A group of students from Brackendale Elementary School, including Sarah Hain’s Grade 3-4 class and Marian Kelly’s Grade 5-6 class, has been fundraising and preparing for months for their acts of kindness whirlwind tour last week. They raised funds for Squamish General Hospital through a bake sale and gathered food for the Squamish Helping Hands Society. They even enlisted help from other schools and the radio station, asking for donations and announcements so they could fill their school bus with as many items as possible to make Squamish a more caring place. Garibaldi Highlands Elementary School and Mountain FM were among those pleased to help.

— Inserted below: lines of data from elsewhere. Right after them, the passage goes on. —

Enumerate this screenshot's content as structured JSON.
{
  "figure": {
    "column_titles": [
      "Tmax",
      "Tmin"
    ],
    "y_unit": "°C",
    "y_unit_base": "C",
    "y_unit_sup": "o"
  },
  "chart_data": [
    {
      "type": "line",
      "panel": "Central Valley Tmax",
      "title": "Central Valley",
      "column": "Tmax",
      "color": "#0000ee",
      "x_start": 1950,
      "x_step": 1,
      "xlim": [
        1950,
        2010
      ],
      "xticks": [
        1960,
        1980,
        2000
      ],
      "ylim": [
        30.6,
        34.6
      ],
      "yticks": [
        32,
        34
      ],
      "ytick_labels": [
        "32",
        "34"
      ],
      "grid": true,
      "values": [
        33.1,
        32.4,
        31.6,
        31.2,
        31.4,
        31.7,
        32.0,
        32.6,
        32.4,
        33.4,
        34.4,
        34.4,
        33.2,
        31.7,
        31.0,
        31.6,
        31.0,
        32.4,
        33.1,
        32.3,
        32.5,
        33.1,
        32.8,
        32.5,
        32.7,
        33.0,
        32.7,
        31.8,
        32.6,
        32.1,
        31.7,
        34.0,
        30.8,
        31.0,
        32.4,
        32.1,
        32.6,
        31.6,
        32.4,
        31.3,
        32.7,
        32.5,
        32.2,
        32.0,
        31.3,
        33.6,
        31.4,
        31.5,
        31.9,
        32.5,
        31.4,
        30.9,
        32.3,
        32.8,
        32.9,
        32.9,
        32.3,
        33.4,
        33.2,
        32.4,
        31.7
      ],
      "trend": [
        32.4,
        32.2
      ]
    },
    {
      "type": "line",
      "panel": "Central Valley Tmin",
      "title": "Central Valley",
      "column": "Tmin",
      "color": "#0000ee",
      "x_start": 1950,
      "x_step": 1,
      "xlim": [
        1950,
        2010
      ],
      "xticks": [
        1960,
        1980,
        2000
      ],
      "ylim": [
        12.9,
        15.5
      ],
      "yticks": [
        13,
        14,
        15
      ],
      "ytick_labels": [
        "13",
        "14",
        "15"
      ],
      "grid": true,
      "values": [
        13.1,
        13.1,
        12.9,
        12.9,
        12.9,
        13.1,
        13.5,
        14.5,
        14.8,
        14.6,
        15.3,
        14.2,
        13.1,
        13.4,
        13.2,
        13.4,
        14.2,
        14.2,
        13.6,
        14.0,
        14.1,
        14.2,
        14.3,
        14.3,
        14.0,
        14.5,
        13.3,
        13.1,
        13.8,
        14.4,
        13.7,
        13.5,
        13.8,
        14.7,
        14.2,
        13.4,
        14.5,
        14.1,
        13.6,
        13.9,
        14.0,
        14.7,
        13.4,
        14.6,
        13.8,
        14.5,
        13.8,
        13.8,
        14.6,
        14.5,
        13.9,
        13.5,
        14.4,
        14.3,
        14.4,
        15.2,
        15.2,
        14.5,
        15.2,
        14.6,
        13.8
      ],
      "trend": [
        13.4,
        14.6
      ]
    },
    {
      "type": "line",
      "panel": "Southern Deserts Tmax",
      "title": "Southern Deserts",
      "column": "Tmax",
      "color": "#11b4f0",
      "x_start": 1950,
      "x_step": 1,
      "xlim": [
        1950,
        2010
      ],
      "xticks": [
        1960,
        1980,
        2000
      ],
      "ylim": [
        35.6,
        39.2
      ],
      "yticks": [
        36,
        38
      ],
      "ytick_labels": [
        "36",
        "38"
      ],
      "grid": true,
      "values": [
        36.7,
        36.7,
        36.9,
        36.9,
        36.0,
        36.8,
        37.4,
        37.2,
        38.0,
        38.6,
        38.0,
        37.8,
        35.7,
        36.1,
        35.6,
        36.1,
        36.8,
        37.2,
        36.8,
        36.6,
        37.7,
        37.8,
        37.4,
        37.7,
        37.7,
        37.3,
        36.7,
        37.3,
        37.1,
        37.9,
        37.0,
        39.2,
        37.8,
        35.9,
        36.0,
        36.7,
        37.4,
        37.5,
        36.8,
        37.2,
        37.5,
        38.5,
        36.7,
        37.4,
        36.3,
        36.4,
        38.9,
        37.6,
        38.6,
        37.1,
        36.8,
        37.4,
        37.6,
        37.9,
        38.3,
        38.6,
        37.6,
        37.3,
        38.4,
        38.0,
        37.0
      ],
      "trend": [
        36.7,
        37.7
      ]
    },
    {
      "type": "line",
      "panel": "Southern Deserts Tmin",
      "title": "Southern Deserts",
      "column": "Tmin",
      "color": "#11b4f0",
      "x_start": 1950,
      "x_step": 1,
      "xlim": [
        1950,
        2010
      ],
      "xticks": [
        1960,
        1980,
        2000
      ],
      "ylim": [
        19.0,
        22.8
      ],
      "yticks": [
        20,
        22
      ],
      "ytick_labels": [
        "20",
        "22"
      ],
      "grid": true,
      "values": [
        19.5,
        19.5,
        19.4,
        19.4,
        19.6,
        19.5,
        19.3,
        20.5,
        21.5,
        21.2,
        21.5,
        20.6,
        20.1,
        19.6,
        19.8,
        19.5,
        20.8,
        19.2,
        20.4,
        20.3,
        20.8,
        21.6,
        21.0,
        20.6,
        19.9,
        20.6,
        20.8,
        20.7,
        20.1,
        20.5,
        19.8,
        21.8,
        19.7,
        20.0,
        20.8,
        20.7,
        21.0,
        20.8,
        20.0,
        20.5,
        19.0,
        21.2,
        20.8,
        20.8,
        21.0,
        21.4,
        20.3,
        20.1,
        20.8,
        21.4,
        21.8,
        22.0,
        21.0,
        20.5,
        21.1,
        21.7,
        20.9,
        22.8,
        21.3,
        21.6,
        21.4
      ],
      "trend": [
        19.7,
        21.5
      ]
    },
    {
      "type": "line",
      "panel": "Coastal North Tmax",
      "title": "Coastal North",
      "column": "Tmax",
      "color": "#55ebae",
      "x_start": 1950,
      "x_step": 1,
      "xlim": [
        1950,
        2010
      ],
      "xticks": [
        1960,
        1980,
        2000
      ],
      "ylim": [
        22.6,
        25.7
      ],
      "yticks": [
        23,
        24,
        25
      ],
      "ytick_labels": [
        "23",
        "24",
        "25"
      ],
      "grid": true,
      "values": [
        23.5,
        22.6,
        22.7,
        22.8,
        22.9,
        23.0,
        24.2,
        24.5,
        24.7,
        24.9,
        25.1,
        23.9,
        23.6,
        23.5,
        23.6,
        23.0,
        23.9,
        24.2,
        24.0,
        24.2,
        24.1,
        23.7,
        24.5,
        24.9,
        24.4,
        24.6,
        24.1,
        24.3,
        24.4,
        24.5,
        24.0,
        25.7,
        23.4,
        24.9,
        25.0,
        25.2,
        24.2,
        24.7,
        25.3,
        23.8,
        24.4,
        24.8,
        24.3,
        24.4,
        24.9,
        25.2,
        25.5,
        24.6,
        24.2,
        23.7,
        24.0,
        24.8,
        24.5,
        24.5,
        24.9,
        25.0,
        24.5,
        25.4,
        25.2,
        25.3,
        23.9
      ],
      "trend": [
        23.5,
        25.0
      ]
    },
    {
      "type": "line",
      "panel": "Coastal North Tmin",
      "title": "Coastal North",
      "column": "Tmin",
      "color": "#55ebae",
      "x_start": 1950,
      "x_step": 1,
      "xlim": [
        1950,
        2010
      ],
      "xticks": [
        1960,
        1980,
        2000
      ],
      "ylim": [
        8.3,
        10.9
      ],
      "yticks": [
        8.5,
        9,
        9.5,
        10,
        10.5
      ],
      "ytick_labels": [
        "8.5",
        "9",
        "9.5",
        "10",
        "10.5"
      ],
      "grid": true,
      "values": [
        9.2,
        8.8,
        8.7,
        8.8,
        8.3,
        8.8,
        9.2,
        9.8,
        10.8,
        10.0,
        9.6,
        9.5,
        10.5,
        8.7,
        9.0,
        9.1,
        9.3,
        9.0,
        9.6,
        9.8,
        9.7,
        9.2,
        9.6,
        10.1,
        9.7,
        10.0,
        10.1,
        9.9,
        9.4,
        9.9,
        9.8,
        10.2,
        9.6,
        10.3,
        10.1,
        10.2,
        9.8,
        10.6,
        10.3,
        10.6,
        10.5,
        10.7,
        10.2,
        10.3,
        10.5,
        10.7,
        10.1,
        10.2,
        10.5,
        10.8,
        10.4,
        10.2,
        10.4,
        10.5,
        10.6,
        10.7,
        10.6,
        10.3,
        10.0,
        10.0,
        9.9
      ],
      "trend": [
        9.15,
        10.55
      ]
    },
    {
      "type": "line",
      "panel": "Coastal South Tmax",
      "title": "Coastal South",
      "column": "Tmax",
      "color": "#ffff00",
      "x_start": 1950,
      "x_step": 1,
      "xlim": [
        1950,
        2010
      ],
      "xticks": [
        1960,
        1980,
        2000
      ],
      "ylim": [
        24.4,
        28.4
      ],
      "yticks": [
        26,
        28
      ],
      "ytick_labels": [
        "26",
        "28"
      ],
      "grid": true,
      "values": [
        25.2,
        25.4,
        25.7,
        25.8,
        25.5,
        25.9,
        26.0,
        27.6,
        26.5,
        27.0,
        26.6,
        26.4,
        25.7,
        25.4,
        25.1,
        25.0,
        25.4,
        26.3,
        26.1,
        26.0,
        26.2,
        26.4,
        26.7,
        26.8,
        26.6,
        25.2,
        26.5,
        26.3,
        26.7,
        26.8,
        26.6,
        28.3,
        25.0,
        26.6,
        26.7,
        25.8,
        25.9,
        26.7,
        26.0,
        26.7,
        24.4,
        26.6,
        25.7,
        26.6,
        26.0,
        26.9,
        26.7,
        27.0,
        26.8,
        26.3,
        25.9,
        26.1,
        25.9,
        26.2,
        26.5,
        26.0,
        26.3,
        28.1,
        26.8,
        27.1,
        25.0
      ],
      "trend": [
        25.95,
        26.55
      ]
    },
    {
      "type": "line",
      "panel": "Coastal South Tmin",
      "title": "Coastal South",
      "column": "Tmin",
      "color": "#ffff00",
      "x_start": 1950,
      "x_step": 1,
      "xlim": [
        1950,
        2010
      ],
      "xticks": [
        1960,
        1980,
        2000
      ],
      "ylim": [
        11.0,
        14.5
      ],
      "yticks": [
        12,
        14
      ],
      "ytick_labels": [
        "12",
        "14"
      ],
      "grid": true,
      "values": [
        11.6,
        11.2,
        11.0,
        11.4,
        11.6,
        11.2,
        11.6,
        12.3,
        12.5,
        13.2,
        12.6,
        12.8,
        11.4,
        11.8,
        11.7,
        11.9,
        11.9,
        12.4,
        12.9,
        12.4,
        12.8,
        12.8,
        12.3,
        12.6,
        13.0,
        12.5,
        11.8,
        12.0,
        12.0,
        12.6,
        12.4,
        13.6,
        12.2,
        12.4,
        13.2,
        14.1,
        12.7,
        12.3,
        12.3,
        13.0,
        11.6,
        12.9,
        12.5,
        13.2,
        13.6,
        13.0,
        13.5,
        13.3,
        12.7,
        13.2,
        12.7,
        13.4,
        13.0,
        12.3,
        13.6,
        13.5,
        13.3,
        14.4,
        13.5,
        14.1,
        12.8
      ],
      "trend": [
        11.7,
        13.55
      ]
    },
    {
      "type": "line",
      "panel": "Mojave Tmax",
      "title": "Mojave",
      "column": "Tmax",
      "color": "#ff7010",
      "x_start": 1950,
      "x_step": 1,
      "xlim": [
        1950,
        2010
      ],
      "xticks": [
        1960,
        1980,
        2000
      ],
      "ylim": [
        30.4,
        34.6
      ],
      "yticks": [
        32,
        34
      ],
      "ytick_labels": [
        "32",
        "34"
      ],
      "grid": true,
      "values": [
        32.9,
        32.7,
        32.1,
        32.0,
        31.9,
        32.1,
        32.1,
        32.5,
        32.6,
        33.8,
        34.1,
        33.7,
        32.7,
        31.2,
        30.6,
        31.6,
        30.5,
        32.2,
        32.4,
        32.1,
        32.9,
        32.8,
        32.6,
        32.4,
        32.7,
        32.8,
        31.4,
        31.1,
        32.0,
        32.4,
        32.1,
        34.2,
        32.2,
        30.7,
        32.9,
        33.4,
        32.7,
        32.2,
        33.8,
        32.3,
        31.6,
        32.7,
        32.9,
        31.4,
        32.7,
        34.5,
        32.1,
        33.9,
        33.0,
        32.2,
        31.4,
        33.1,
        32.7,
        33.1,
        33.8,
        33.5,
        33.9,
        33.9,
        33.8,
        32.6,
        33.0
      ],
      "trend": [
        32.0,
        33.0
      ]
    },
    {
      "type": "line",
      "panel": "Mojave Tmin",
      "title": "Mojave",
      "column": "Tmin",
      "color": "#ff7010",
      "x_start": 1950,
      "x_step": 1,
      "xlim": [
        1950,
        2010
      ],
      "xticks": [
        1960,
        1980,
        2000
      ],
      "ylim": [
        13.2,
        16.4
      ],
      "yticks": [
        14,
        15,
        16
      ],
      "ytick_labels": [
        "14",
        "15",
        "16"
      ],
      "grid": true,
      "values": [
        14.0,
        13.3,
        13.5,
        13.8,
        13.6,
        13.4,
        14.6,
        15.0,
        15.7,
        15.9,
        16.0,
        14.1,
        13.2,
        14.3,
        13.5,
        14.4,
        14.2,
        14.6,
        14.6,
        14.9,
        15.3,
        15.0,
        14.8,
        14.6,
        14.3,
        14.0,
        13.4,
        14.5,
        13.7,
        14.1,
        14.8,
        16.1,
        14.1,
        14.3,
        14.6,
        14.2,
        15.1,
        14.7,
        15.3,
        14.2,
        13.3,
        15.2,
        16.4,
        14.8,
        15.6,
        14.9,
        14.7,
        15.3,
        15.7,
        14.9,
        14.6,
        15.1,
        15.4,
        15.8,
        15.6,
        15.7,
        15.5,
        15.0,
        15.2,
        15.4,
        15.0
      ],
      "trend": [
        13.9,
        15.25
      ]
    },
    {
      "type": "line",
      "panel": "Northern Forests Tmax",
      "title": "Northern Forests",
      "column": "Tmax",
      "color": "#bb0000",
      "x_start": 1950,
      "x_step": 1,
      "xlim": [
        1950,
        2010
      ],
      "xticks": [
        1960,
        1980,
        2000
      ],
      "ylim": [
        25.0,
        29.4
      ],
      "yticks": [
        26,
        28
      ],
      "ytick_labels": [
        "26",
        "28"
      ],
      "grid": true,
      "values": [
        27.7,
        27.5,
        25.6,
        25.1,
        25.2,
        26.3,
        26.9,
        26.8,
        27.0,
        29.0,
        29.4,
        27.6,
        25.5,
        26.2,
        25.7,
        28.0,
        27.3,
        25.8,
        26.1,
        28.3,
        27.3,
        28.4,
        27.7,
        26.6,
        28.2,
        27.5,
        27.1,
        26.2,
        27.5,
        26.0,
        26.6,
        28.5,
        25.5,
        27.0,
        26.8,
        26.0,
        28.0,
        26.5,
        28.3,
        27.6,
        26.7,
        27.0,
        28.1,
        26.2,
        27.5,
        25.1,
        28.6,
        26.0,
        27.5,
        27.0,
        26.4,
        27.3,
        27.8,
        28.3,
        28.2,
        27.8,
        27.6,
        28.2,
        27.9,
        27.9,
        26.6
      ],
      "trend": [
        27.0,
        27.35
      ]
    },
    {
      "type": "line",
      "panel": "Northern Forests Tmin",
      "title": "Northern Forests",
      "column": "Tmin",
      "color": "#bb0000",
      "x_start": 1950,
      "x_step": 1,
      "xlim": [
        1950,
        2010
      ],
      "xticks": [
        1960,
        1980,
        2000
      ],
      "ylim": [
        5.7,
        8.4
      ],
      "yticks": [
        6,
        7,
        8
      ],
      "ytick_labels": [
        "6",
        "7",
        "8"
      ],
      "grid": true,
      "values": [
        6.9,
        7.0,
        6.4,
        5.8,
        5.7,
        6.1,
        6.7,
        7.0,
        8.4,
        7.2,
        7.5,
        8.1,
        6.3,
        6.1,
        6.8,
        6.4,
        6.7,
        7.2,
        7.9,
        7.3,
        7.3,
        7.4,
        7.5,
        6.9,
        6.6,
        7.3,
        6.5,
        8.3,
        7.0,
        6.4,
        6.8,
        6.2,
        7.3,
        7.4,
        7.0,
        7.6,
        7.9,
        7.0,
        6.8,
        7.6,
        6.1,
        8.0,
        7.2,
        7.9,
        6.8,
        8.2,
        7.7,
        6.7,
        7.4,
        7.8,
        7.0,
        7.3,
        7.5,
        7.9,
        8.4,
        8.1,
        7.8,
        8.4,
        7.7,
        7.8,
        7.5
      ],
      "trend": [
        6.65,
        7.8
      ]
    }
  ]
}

On Friday, the students boarded the bus for a day of kindness that touched many in town. They made deliveries to the hospital, the shelter and for Syrian refugees, and the students even remembered to help their four-legged friends, dropping off food, treats, toys and towels at the dog pound. At the Sea to Sky Gondola, the children were excited to give out vouchers for free coffee to visitors heading up to see the spectacular scenery at the top. No doubt the tourists and local hikers were charmed by the beaming children who were trying to make their visit a bit warmer.
Squamish Chief reporter Mike Chouinard captured the emotions of the day with a story and photos of the children you can see on pages A15-A16 and on the website this week. It’s a story we’re proud to publish as it captures what Squamish is all about.
Kindness is what defines our lives. While many of us set out to prosper and accomplish goals, it’s how we treat the people around us that really counts. An act of kindness can be as simple as holding a door for someone or being patient at an intersection to let people safely cross the street.
Those small gestures can lead to a feeling of warmth that they will pass along to others through a smile or another act of kindness, creating a ripple effect.
We don’t know much about each others’ lives, the challenges and difficulties those around us may be facing, and our small gesture may make all the difference in the world and allow the person to face their day.
Congratulations to the teachers who are giving their students the most important lesson of all. In the end, it’s not about how much money you made or whether you won awards for your work. Life is about the difference we make in the lives of those around us.